Independent coin tosses , double or halve current sum (Quant job Interviews - Questions and Answers - Joshi et al, Question 3.5)

Suppose you have a fair coin. You start with 1 dollar, and if you toss a H your position doubles, if you toss a T your position halves. What is the expected value of the money you have if you toss the coin to infinity ?

Now the answer is stated as follows:

We work out what happens with one toss, then $n$ tosses and then let $n$ tend to infinity.
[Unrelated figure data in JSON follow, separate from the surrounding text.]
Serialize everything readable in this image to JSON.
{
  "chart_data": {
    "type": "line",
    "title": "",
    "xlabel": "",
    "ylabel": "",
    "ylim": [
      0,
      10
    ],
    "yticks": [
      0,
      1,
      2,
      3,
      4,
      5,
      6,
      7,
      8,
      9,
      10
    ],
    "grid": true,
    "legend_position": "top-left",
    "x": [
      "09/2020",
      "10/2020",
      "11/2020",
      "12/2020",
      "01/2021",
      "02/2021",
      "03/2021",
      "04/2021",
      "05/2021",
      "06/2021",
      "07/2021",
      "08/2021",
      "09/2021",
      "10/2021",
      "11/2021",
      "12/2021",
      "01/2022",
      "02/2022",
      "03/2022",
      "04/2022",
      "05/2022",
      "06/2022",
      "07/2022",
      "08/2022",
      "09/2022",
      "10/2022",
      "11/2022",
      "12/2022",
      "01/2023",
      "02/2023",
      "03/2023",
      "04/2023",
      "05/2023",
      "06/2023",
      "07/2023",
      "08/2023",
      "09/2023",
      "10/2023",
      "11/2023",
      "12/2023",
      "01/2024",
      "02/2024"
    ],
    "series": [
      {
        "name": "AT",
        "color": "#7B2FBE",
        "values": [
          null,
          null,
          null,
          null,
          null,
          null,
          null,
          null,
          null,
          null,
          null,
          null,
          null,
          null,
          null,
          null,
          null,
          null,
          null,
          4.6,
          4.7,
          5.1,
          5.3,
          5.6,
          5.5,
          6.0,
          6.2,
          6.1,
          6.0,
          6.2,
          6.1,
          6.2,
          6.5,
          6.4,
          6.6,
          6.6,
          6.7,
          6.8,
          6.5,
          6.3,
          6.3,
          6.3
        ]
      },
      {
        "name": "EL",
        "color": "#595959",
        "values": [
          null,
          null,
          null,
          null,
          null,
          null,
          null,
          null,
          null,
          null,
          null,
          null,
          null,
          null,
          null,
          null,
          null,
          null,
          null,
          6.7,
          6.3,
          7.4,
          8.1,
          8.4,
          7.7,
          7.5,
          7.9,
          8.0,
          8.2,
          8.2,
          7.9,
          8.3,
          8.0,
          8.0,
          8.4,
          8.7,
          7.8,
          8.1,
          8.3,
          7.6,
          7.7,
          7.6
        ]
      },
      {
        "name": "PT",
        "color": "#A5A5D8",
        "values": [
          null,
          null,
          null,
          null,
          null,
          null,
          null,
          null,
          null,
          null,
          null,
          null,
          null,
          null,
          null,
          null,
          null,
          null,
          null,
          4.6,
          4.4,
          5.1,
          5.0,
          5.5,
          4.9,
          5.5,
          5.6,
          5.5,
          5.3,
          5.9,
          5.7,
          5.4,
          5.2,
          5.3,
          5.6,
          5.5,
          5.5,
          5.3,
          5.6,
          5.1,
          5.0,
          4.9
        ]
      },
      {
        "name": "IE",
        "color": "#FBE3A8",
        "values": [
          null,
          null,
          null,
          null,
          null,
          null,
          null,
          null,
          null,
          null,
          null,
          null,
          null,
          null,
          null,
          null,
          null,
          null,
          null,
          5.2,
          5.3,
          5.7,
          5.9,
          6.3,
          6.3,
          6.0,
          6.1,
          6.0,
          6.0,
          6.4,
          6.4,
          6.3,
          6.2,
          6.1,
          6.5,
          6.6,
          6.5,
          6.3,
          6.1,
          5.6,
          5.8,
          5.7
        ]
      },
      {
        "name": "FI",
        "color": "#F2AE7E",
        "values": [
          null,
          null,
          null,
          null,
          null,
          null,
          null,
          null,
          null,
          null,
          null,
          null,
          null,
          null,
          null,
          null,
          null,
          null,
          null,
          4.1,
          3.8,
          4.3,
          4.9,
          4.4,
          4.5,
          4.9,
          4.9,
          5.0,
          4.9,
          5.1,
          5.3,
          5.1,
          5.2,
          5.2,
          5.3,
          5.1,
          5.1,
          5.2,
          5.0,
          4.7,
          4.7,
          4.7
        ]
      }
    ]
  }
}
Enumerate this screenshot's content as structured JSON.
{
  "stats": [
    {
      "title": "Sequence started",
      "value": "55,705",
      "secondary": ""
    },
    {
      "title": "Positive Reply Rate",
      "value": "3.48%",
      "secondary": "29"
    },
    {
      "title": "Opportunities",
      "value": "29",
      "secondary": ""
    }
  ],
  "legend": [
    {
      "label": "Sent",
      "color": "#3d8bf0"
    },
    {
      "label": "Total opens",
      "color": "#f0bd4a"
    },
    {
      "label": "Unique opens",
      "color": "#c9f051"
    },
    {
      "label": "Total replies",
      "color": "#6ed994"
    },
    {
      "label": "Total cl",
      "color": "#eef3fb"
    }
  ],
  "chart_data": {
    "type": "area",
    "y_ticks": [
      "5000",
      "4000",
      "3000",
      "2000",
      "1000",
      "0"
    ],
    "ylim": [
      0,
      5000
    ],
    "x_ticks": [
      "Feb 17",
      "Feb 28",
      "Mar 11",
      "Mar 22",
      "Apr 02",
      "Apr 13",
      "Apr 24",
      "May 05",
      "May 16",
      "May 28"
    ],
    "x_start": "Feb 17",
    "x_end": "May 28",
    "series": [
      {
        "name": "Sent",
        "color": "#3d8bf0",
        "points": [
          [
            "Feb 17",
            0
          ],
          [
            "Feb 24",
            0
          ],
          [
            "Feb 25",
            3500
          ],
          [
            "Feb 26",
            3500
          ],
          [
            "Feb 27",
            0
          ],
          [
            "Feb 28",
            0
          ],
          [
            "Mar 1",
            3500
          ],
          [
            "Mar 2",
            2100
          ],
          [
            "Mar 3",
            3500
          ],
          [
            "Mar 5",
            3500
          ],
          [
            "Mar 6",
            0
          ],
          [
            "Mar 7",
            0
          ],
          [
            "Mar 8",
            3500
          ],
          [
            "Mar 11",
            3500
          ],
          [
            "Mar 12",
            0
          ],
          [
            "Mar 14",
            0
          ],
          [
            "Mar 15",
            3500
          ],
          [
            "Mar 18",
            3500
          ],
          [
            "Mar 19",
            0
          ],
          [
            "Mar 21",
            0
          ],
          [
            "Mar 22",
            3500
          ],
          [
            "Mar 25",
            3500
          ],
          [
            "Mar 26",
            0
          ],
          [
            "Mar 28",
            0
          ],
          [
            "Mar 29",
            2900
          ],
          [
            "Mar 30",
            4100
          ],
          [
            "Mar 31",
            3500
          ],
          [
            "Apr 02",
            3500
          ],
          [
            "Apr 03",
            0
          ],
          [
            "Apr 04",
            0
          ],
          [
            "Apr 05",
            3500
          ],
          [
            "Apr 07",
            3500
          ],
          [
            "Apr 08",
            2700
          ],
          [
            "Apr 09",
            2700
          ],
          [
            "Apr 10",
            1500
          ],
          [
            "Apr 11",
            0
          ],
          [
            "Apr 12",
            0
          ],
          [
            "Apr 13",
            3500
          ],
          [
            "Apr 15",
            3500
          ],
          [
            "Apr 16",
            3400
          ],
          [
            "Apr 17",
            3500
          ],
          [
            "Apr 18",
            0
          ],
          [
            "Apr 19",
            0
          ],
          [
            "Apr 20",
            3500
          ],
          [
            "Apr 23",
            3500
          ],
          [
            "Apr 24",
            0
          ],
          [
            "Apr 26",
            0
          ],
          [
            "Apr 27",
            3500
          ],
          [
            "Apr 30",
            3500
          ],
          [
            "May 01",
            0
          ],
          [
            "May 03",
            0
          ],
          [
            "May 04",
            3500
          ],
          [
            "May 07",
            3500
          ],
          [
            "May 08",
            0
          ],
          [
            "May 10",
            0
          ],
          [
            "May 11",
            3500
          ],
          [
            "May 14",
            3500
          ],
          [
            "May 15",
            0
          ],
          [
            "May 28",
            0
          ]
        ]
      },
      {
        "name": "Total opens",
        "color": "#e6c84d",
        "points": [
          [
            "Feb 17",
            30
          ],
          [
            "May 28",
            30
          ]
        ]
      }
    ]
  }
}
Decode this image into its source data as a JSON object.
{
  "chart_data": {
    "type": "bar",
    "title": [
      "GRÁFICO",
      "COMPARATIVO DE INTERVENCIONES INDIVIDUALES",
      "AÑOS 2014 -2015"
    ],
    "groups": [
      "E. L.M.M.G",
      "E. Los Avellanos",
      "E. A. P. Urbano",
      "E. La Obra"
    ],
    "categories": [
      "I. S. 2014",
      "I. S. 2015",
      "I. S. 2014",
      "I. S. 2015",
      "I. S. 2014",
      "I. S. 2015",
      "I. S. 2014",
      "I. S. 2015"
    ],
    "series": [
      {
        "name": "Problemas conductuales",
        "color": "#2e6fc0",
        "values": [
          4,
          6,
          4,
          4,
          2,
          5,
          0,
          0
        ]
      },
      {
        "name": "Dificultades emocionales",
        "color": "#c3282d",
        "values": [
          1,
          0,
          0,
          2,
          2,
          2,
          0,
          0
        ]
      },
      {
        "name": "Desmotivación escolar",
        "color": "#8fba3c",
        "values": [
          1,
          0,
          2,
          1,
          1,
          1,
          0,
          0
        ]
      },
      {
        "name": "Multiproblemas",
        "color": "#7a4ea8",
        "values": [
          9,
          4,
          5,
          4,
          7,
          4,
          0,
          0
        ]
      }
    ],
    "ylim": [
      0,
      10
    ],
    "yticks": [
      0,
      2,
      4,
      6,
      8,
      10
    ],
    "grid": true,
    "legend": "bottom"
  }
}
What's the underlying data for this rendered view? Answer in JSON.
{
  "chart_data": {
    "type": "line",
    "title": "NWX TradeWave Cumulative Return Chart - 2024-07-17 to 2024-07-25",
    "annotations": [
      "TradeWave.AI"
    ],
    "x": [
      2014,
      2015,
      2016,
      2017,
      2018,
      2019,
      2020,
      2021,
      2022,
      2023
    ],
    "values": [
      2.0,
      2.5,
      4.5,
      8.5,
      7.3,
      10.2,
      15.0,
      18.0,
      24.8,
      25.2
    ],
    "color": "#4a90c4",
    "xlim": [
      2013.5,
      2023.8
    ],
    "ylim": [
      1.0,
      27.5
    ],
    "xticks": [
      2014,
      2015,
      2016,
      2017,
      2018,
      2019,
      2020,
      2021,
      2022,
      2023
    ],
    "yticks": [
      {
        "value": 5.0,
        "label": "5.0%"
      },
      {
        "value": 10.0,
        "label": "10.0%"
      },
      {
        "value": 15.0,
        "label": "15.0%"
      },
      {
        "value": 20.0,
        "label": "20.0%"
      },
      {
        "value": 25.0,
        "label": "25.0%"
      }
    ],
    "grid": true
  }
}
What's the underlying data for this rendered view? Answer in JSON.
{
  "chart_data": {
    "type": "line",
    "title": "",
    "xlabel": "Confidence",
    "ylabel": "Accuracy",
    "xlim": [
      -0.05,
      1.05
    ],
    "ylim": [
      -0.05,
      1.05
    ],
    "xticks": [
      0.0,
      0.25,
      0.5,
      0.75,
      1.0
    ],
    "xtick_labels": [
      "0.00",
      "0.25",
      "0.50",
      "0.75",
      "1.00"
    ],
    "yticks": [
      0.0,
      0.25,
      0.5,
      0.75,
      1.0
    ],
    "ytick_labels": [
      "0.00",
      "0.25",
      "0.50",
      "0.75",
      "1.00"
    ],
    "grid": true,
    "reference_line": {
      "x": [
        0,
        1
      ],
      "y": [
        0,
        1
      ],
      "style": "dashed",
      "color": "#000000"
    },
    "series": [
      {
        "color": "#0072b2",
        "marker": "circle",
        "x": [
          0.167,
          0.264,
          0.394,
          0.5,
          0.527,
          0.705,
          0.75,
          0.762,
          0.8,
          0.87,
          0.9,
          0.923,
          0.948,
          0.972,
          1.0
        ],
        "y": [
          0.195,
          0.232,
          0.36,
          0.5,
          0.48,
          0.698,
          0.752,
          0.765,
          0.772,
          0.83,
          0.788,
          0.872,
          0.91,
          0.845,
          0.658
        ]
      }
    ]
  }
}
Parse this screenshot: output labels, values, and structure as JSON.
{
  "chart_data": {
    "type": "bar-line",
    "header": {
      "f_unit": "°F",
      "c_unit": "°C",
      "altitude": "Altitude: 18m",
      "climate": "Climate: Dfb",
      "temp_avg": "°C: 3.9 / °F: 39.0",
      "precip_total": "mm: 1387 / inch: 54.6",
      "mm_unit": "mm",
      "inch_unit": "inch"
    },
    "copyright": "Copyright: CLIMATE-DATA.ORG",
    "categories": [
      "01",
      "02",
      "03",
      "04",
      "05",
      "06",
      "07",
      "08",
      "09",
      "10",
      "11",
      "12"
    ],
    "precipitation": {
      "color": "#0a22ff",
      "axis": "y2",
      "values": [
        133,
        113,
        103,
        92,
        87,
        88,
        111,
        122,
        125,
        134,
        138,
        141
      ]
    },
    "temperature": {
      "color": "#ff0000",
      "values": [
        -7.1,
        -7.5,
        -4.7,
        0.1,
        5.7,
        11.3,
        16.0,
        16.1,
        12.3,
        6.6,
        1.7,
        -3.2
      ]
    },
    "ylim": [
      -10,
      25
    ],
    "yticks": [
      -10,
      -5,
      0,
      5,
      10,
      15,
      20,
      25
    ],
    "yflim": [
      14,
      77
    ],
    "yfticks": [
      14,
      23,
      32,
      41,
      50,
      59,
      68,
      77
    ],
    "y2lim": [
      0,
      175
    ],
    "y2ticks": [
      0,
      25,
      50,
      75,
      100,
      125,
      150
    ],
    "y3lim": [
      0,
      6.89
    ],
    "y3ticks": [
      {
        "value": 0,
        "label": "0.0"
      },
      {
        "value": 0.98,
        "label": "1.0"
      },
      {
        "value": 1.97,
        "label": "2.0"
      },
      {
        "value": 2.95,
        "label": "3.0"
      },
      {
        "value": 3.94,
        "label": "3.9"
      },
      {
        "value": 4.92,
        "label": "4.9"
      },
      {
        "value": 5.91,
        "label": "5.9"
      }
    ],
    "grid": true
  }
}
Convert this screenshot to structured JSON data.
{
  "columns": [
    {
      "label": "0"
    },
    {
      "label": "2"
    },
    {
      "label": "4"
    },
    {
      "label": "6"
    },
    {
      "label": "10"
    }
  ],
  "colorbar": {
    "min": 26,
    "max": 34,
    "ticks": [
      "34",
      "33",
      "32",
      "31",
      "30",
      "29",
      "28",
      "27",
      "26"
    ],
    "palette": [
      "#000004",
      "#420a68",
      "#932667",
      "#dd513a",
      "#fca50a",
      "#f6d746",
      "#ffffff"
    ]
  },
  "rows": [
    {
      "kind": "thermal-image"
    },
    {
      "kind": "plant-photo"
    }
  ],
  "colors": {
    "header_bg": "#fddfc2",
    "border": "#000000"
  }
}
Let $X$ denote a toss then:
$$\mathbb E (X) = \frac{1}{2} \cdot 2 + \frac{1}{2} \cdot 0.5= {5\over4} $$

Provided the tosses are independent, the product of expectations is the expectation of the product. Let $X_j$ be the effect of toss $j$. This means that
$$ \mathbb E \left(\prod_{j=1}^n X_j\right) = \prod_{j=1}^n \mathbb E (X_j) = \left({5\over4}\right)^n$$
this clearly tends to infinity as $n$ tends to infinity

Now, I don't understand this answer :(
First, the way the answer is written out, surely the ${5\over4}$ is the expectation of the outcome of the first toss $X_1$ , not that of a toss $X_j , j \ge 1$ ?
Secondly, whilst I do understand that the tosses are independent, it would seem that the $X_{j+1}$ is actually quite heavily dependent on the $X_{j}$ before it ?
So then why is it so obvious that $\mathbb E ( X_{j+1} ) = \mathbb E ( X_j)$ ?
 A: $$
X_j = \begin{cases} 2 & \text{with probability } 1/2, \\ 1/2 & \text{with probability } 1/2. \end{cases}
$$
You said "Let $X_j$ be the effect of toss $j.$" If you think these are not independent, I wonder if you thought this meant "Let $X_j$ be your position after toss $j.$" or something like that. But your position after toss $j$ is
$$
Y_j = \prod_{k=1}^j X_k.
$$
Certainly $Y_{j+1}$ is, in your words, "quite heavily dependent" on $Y_j.$
A: You're right, the given answer is not very clear. 
I'll try to provide a proof, but I warn you I'm far from being a probabilist so it might be not perfectly correct. 
Let $S_{i}$ be the random variable that denotes your dollars after the toss $i$. 
It's clear that $E(S_{1}) = \frac{1}{2}\times 2 + \frac{1}{2} \times \frac{1}{2} = \frac{5}{4}$. 
Then, $S_{2}$ takes two "values" : $2S_{1}$ or $\frac{S_{1}}{2}$. 
Thus $E(S_{2}) = \frac{1}{2}\times 2E(S_{1}) + \frac{1}{2} \times \frac{E(S_{1})}{2} = \frac{5}{4} \times E(S_{1}) = (\frac{5}{4})^{2}$.
By recurrence 
$$E(S_{n}) = (\frac{5}{4})^{n}$$